最初は一巻の中に詰め込まれていて、陵辱が終わった最後の最後でエンジェルエクリプスになってヴジャドを倒し、そして「こんな姿を見られたくはなかった……」と涙ながらに恵理子と別れようとしますが、結局恵理子の優しさに救われる……そんなエンディングの予定でした。
ですが編集様から「二巻で書いてみないか」との提案を頂き、「影翼天使」としてのデザイン、そしてエロシーンも書くことになりました。

パワーアップ変身したのにヤられてしまうというのは「?}かもしれませんが、これはエロ小説ですからね。コスチュームも変わったら陵辱シーンもあって当然です。むしろヤられなければコスチュームチェンジした意味がありませんよねっ!

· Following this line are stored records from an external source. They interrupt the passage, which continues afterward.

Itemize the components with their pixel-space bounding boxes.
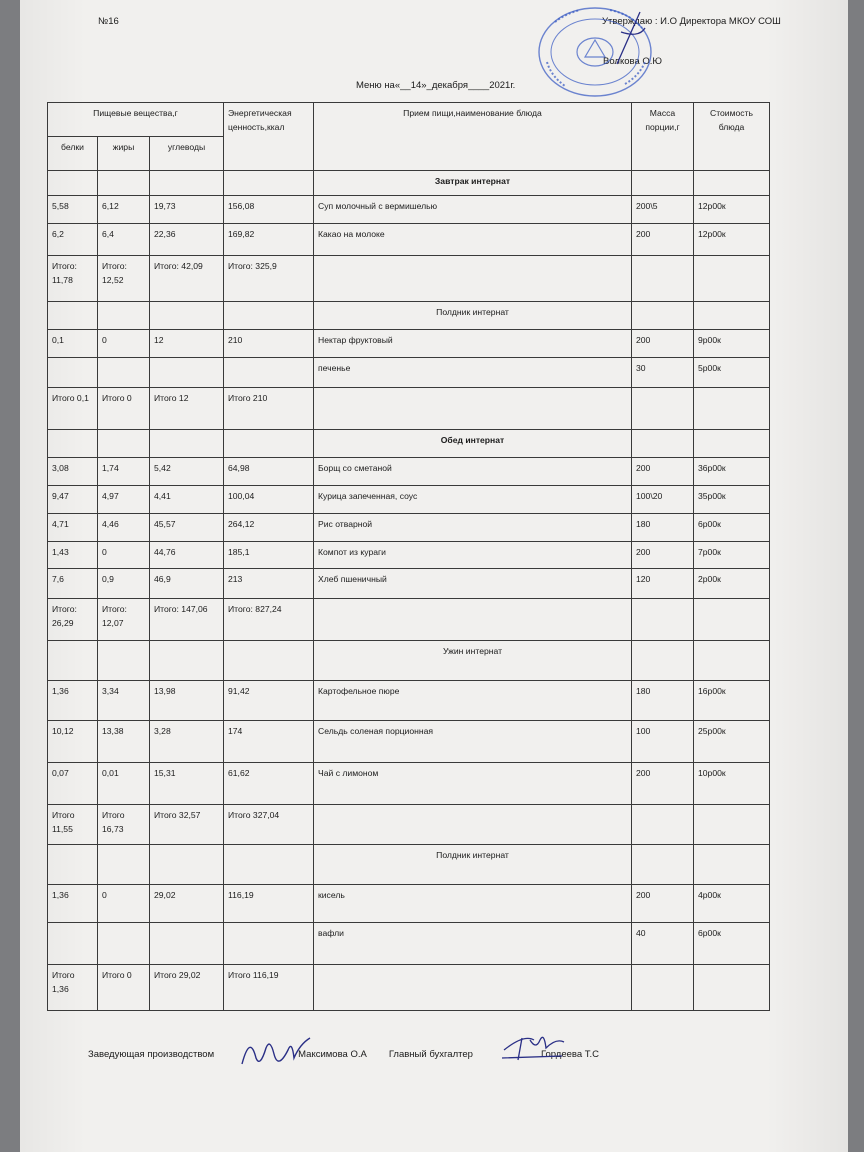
carbs-value: 4,41: [150, 486, 224, 514]
empty-cell: [632, 965, 694, 1011]
fats-total: Итого 0: [98, 388, 150, 430]
portion-mass: 200: [632, 330, 694, 358]
fats-value: 0,01: [98, 763, 150, 805]
empty-cell: [48, 430, 98, 458]
empty-cell: [632, 430, 694, 458]
proteins-value: 4,71: [48, 514, 98, 542]
nutrients-header: Пищевые вещества,г: [48, 103, 224, 137]
carbs-value: 45,57: [150, 514, 224, 542]
carbs-total: Итого 12: [150, 388, 224, 430]
empty-cell: [224, 641, 314, 681]
approval-line: Утверждаю : И.О Директора МКОУ СОШ: [602, 16, 781, 27]
carbs-value: 29,02: [150, 885, 224, 923]
empty-cell: [48, 845, 98, 885]
carbs-value: [150, 358, 224, 388]
portion-mass: 200: [632, 885, 694, 923]
carbs-value: 44,76: [150, 542, 224, 569]
menu-date: Меню на«__14»_декабря____2021г.: [356, 80, 516, 91]
proteins-value: 1,36: [48, 885, 98, 923]
total-row: [48, 599, 770, 641]
carbs-value: [150, 923, 224, 965]
fats-value: 4,46: [98, 514, 150, 542]
proteins-value: 3,08: [48, 458, 98, 486]
dish-name: Чай с лимоном: [314, 763, 632, 805]
proteins-value: [48, 358, 98, 388]
energy-header: Энергетическая ценность,ккал: [224, 103, 314, 171]
portion-mass: 200: [632, 542, 694, 569]
portion-mass: 200: [632, 763, 694, 805]
section-title: Полдник интернат: [314, 845, 632, 885]
empty-cell: [150, 641, 224, 681]
carbs-value: 5,42: [150, 458, 224, 486]
dish-row: [48, 514, 770, 542]
fats-value: 0,9: [98, 569, 150, 599]
empty-cell: [694, 256, 770, 302]
dish-cost: 36р00к: [694, 458, 770, 486]
accountant-name: Гордеева Т.С: [540, 1049, 600, 1060]
dish-cost: 9р00к: [694, 330, 770, 358]
proteins-value: 10,12: [48, 721, 98, 763]
empty-cell: [224, 302, 314, 330]
dish-name: Рис отварной: [314, 514, 632, 542]
proteins-total: Итого: 26,29: [48, 599, 98, 641]
section-row: [48, 845, 770, 885]
dish-cost: 7р00к: [694, 542, 770, 569]
dish-row: [48, 681, 770, 721]
accountant-signature: [500, 1030, 566, 1066]
fats-total: Итого 0: [98, 965, 150, 1011]
dish-name: кисель: [314, 885, 632, 923]
round-stamp: [525, 2, 655, 98]
dish-cost: 10р00к: [694, 763, 770, 805]
total-row: [48, 965, 770, 1011]
carbs-value: 19,73: [150, 196, 224, 224]
section-title: Завтрак интернат: [314, 171, 632, 196]
empty-cell: [694, 641, 770, 681]
dish-name: Какао на молоке: [314, 224, 632, 256]
dish-name: печенье: [314, 358, 632, 388]
total-row: [48, 388, 770, 430]
fats-value: 4,97: [98, 486, 150, 514]
fats-value: 13,38: [98, 721, 150, 763]
dish-name: Сельдь соленая порционная: [314, 721, 632, 763]
fats-value: [98, 358, 150, 388]
empty-cell: [694, 171, 770, 196]
production-name: Максимова О.А: [298, 1049, 367, 1060]
empty-cell: [632, 599, 694, 641]
table-header-row: [48, 103, 770, 137]
section-title: Обед интернат: [314, 430, 632, 458]
fats-value: 0: [98, 542, 150, 569]
empty-cell: [632, 302, 694, 330]
menu-table: [47, 102, 770, 1011]
energy-value: 91,42: [224, 681, 314, 721]
empty-cell: [632, 171, 694, 196]
empty-cell: [98, 641, 150, 681]
empty-cell: [98, 845, 150, 885]
empty-cell: [694, 388, 770, 430]
portion-mass: 30: [632, 358, 694, 388]
dish-row: [48, 923, 770, 965]
proteins-value: 1,43: [48, 542, 98, 569]
dish-cost: 25р00к: [694, 721, 770, 763]
fats-value: 6,4: [98, 224, 150, 256]
energy-value: 174: [224, 721, 314, 763]
proteins-total: Итого: 11,78: [48, 256, 98, 302]
energy-total: Итого: 325,9: [224, 256, 314, 302]
empty-cell: [314, 599, 632, 641]
proteins-value: 0,07: [48, 763, 98, 805]
energy-value: 100,04: [224, 486, 314, 514]
empty-cell: [98, 430, 150, 458]
empty-cell: [314, 805, 632, 845]
fats-value: 6,12: [98, 196, 150, 224]
energy-total: Итого 116,19: [224, 965, 314, 1011]
fats-total: Итого: 12,52: [98, 256, 150, 302]
dish-name: Картофельное пюре: [314, 681, 632, 721]
empty-cell: [314, 388, 632, 430]
energy-value: 264,12: [224, 514, 314, 542]
proteins-value: 6,2: [48, 224, 98, 256]
empty-cell: [314, 965, 632, 1011]
energy-value: 61,62: [224, 763, 314, 805]
proteins-value: 5,58: [48, 196, 98, 224]
empty-cell: [48, 641, 98, 681]
production-signature: [236, 1030, 322, 1076]
dish-row: [48, 358, 770, 388]
mass-header: Масса порции,г: [632, 103, 694, 171]
energy-value: 116,19: [224, 885, 314, 923]
dish-cost: 12р00к: [694, 196, 770, 224]
empty-cell: [632, 256, 694, 302]
energy-value: 156,08: [224, 196, 314, 224]
proteins-value: [48, 923, 98, 965]
energy-value: 169,82: [224, 224, 314, 256]
dish-name: вафли: [314, 923, 632, 965]
cost-header: Стоимость блюда: [694, 103, 770, 171]
empty-cell: [632, 641, 694, 681]
dish-row: [48, 569, 770, 599]
proteins-value: 9,47: [48, 486, 98, 514]
dish-row: [48, 763, 770, 805]
dish-row: [48, 458, 770, 486]
section-row: [48, 171, 770, 196]
dish-cost: 4р00к: [694, 885, 770, 923]
empty-cell: [224, 171, 314, 196]
dish-row: [48, 486, 770, 514]
proteins-value: 0,1: [48, 330, 98, 358]
meal-header: Прием пищи,наименование блюда: [314, 103, 632, 171]
empty-cell: [48, 302, 98, 330]
carbs-value: 3,28: [150, 721, 224, 763]
energy-value: 64,98: [224, 458, 314, 486]
fats-header: жиры: [98, 137, 150, 171]
fats-value: 1,74: [98, 458, 150, 486]
fats-value: 0: [98, 330, 150, 358]
energy-total: Итого 210: [224, 388, 314, 430]
fats-value: 3,34: [98, 681, 150, 721]
dish-cost: 6р00к: [694, 923, 770, 965]
accountant-label: Главный бухгалтер: [388, 1049, 473, 1060]
proteins-total: Итого 1,36: [48, 965, 98, 1011]
energy-value: [224, 358, 314, 388]
approver-name: Волкова О.Ю: [603, 56, 662, 67]
dish-cost: 35р00к: [694, 486, 770, 514]
portion-mass: 200\5: [632, 196, 694, 224]
dish-row: [48, 721, 770, 763]
empty-cell: [150, 302, 224, 330]
empty-cell: [98, 171, 150, 196]
carbs-header: углеводы: [150, 137, 224, 171]
empty-cell: [694, 845, 770, 885]
empty-cell: [632, 388, 694, 430]
proteins-value: 7,6: [48, 569, 98, 599]
dish-name: Компот из кураги: [314, 542, 632, 569]
dish-cost: 16р00к: [694, 681, 770, 721]
empty-cell: [150, 430, 224, 458]
carbs-total: Итого: 42,09: [150, 256, 224, 302]
dish-row: [48, 542, 770, 569]
dish-row: [48, 224, 770, 256]
empty-cell: [632, 845, 694, 885]
section-row: [48, 302, 770, 330]
proteins-value: 1,36: [48, 681, 98, 721]
document-number: №16: [98, 16, 119, 27]
empty-cell: [694, 965, 770, 1011]
carbs-value: 15,31: [150, 763, 224, 805]
empty-cell: [694, 599, 770, 641]
portion-mass: 100: [632, 721, 694, 763]
dish-row: [48, 330, 770, 358]
empty-cell: [314, 256, 632, 302]
section-row: [48, 430, 770, 458]
production-label: Заведующая производством: [88, 1049, 215, 1060]
section-title: Полдник интернат: [314, 302, 632, 330]
empty-cell: [224, 430, 314, 458]
section-row: [48, 641, 770, 681]
carbs-value: 13,98: [150, 681, 224, 721]
portion-mass: 120: [632, 569, 694, 599]
empty-cell: [48, 171, 98, 196]
dish-cost: 6р00к: [694, 514, 770, 542]
portion-mass: 180: [632, 681, 694, 721]
total-row: [48, 805, 770, 845]
empty-cell: [150, 171, 224, 196]
dish-name: Курица запеченная, соус: [314, 486, 632, 514]
empty-cell: [694, 430, 770, 458]
energy-value: 210: [224, 330, 314, 358]
portion-mass: 200: [632, 224, 694, 256]
carbs-value: 22,36: [150, 224, 224, 256]
empty-cell: [694, 805, 770, 845]
carbs-total: Итого 32,57: [150, 805, 224, 845]
energy-value: [224, 923, 314, 965]
fats-total: Итого 16,73: [98, 805, 150, 845]
portion-mass: 100\20: [632, 486, 694, 514]
portion-mass: 180: [632, 514, 694, 542]
dish-name: Нектар фруктовый: [314, 330, 632, 358]
empty-cell: [224, 845, 314, 885]
proteins-total: Итого 11,55: [48, 805, 98, 845]
carbs-value: 12: [150, 330, 224, 358]
proteins-header: белки: [48, 137, 98, 171]
carbs-total: Итого 29,02: [150, 965, 224, 1011]
empty-cell: [694, 302, 770, 330]
dish-name: Суп молочный с вермишелью: [314, 196, 632, 224]
dish-name: Хлеб пшеничный: [314, 569, 632, 599]
proteins-total: Итого 0,1: [48, 388, 98, 430]
portion-mass: 200: [632, 458, 694, 486]
carbs-total: Итого: 147,06: [150, 599, 224, 641]
portion-mass: 40: [632, 923, 694, 965]
fats-total: Итого: 12,07: [98, 599, 150, 641]
carbs-value: 46,9: [150, 569, 224, 599]
dish-cost: 2р00к: [694, 569, 770, 599]
total-row: [48, 256, 770, 302]
fats-value: [98, 923, 150, 965]
empty-cell: [98, 302, 150, 330]
dish-name: Борщ со сметаной: [314, 458, 632, 486]
fats-value: 0: [98, 885, 150, 923]
energy-value: 213: [224, 569, 314, 599]
section-title: Ужин интернат: [314, 641, 632, 681]
dish-cost: 5р00к: [694, 358, 770, 388]
energy-total: Итого: 827,24: [224, 599, 314, 641]
empty-cell: [632, 805, 694, 845]
dish-row: [48, 885, 770, 923]
dish-cost: 12р00к: [694, 224, 770, 256]
energy-value: 185,1: [224, 542, 314, 569]
empty-cell: [150, 845, 224, 885]
energy-total: Итого 327,04: [224, 805, 314, 845]
dish-row: [48, 196, 770, 224]
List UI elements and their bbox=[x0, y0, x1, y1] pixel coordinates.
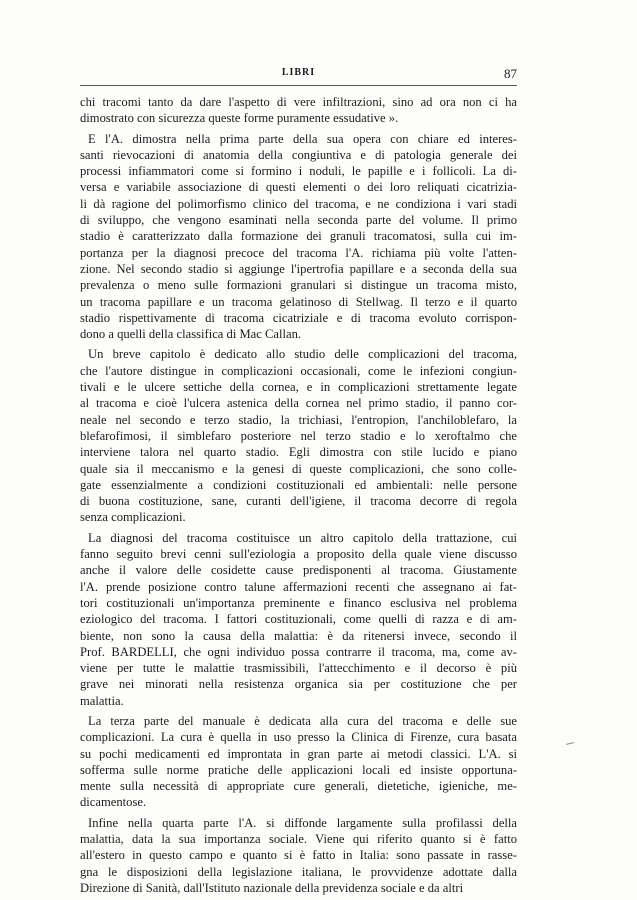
text-line: versa e variabile associazione di questi elementi o dei loro reliquati cicatrizia- bbox=[80, 180, 517, 195]
text-line: fanno seguito brevi cenni sull'eziologia a proposito della quale viene discusso bbox=[80, 547, 517, 562]
text-line: su pochi medicamenti ed improntata in gran parte ai metodi classici. L'A. si bbox=[80, 746, 517, 761]
text-line: dono a quelli della classifica di Mac Callan. bbox=[80, 327, 302, 342]
text-line: La diagnosi del tracoma costituisce un altro capitolo della trattazione, cui bbox=[88, 530, 517, 545]
text-line: stadio rispettivamente di tracoma cicatriziale e di tracoma evoluto corrispon- bbox=[80, 310, 517, 325]
text-line: li dà ragione del polimorfismo clinico del tracoma, e ne condiziona i vari stadi bbox=[80, 196, 517, 211]
text-line: blefarofimosi, il simblefaro posteriore nel terzo stadio e lo xeroftalmo che bbox=[80, 428, 517, 443]
text-line: interviene talora nel quarto stadio. Egli dimostra con stile lucido e piano bbox=[80, 445, 517, 460]
text-line: biente, non sono la causa della malattia: è da ritenersi invece, secondo il bbox=[80, 628, 517, 643]
paragraph bbox=[80, 530, 517, 709]
text-line: senza complicazioni. bbox=[80, 510, 186, 525]
text-line: Prof. BARDELLI, che ogni individuo possa contrarre il tracoma, ma, come av- bbox=[80, 644, 517, 659]
text-line: all'estero in questo campo e quanto si è fatto in Italia: sono passate in rasse- bbox=[80, 848, 517, 863]
text-line: tivali e le ulcere settiche della cornea, e in complicazioni strettamente legate bbox=[80, 380, 517, 395]
text-line: processi infiammatori come si formino i noduli, le papille e i follicoli. La di- bbox=[80, 164, 517, 179]
text-line: Un breve capitolo è dedicato allo studio delle complicazioni del tracoma, bbox=[88, 347, 517, 362]
text-line: complicazioni. La cura è quella in uso presso la Clinica di Firenze, cura basata bbox=[80, 730, 517, 745]
paragraph bbox=[80, 713, 517, 811]
text-line: sofferma sulle norme pratiche delle applicazioni locali ed insiste opportuna- bbox=[80, 762, 517, 777]
text-line: gate essenzialmente a condizioni costituzionali ed ambientali: nelle persone bbox=[80, 477, 517, 492]
running-head: LIBRI bbox=[281, 67, 316, 78]
text-line: dicamentose. bbox=[80, 795, 147, 810]
paragraph bbox=[80, 815, 517, 896]
header-rule bbox=[80, 85, 517, 86]
body-text bbox=[80, 94, 517, 900]
text-line: di sviluppo, che vengono esaminati nella seconda parte del volume. Il primo bbox=[80, 213, 517, 228]
text-line: neale nel secondo e terzo stadio, la trichiasi, l'entropion, l'anchiloblefaro, la bbox=[80, 412, 517, 427]
text-line: un tracoma papillare e un tracoma gelatinoso di Stellwag. Il terzo e il quarto bbox=[80, 294, 517, 309]
text-line: di buona costituzione, sane, curanti dell'igiene, il tracoma decorre di regola bbox=[80, 494, 517, 509]
text-line: mente sulla necessità di appropriate cure generali, dietetiche, igieniche, me- bbox=[80, 779, 517, 794]
text-line: quale sia il meccanismo e la genesi di queste complicazioni, che sono colle- bbox=[80, 461, 517, 476]
text-line: al tracoma e cioè l'ulcera astenica della cornea nel primo stadio, il panno cor- bbox=[80, 396, 517, 411]
margin-mark bbox=[566, 742, 574, 745]
text-line: E l'A. dimostra nella prima parte della sua opera con chiare ed interes- bbox=[88, 131, 517, 146]
text-line: santi rievocazioni di anatomia della congiuntiva e di patologia generale dei bbox=[80, 147, 517, 162]
text-line: l'A. prende posizione contro talune affermazioni recenti che assegnano ai fat- bbox=[80, 579, 517, 594]
text-line: gna le disposizioni della legislazione italiana, le provvidenze adottate dalla bbox=[80, 864, 517, 879]
text-line: La terza parte del manuale è dedicata alla cura del tracoma e delle sue bbox=[88, 713, 517, 728]
text-line: che l'autore distingue in complicazioni occasionali, come le infezioni congiun- bbox=[80, 363, 517, 378]
text-line: portanza per la diagnosi precoce del tracoma l'A. richiama più volte l'atten- bbox=[80, 245, 517, 260]
text-line: malattia, data la sua importanza sociale. Viene qui riferito quanto si è fatto bbox=[80, 832, 517, 847]
paragraph bbox=[80, 131, 517, 343]
text-line: viene per tutte le malattie trasmissibili, l'attecchimento e il decorso è più bbox=[80, 661, 517, 676]
text-line: stadio è caratterizzato dalla formazione dei granuli tracomatosi, sulla cui im- bbox=[80, 229, 517, 244]
text-line: chi tracomi tanto da dare l'aspetto di vere infiltrazioni, sino ad ora non ci ha bbox=[80, 95, 517, 109]
text-line: prevalenza o meno sulle formazioni granulari si distingue un tracoma misto, bbox=[80, 278, 517, 293]
paragraph bbox=[80, 94, 517, 127]
text-line: malattia. bbox=[80, 693, 124, 708]
text-line: eziologico del tracoma. I fattori costituzionali, come quelli di razza e di am- bbox=[80, 612, 517, 627]
page-number: 87 bbox=[504, 66, 517, 81]
text-line: dimostrato con sicurezza queste forme puramente essudative ». bbox=[80, 111, 399, 126]
page-header bbox=[80, 66, 517, 82]
text-line: anche il valore delle cosidette cause predisponenti al tracoma. Giustamente bbox=[80, 563, 517, 578]
text-line: tori costituzionali un'importanza preminente e financo esclusiva nel problema bbox=[80, 595, 517, 610]
text-line: zione. Nel secondo stadio si aggiunge l'ipertrofia papillare e a seconda della sua bbox=[80, 261, 517, 276]
text-line: Direzione di Sanità, dall'Istituto nazionale della previdenza sociale e da altri bbox=[80, 880, 464, 895]
paragraph bbox=[80, 346, 517, 525]
text-line: Infine nella quarta parte l'A. si diffonde largamente sulla profilassi della bbox=[88, 815, 517, 830]
text-line: grave nei minorati nella resistenza organica sia per costituzione che per bbox=[80, 677, 517, 692]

それにお話も、前述のエンド案を引き継ぎながら、ボリュームが増えたのでもう一歩突っこんだテーマを書くことができ、作者として非常に幸福でした。

さて影翼天使のデザインですが、完成までにかなりの紆余曲折がありました。
そもそものコンセプトが「神聖かつ邪悪な天使」「主役ヒロイン的でありながら邪悪な姿」という背反したものです。さらには光翼天使の雰囲気を残した風にもしたかったですし、完全に悪役的なものにはしたくありませんでした。2→3でデザインが大幅に変更になったのも、このコンセプトの難しさを現しているのではないでしょうか……。
いや、こういう無茶な点に関しては絵より文章のほうが楽ですね(笑)。
鎖や首輪など、自分で自分を戒めた姿というのが、堕天使のイメージですごく気に入っています。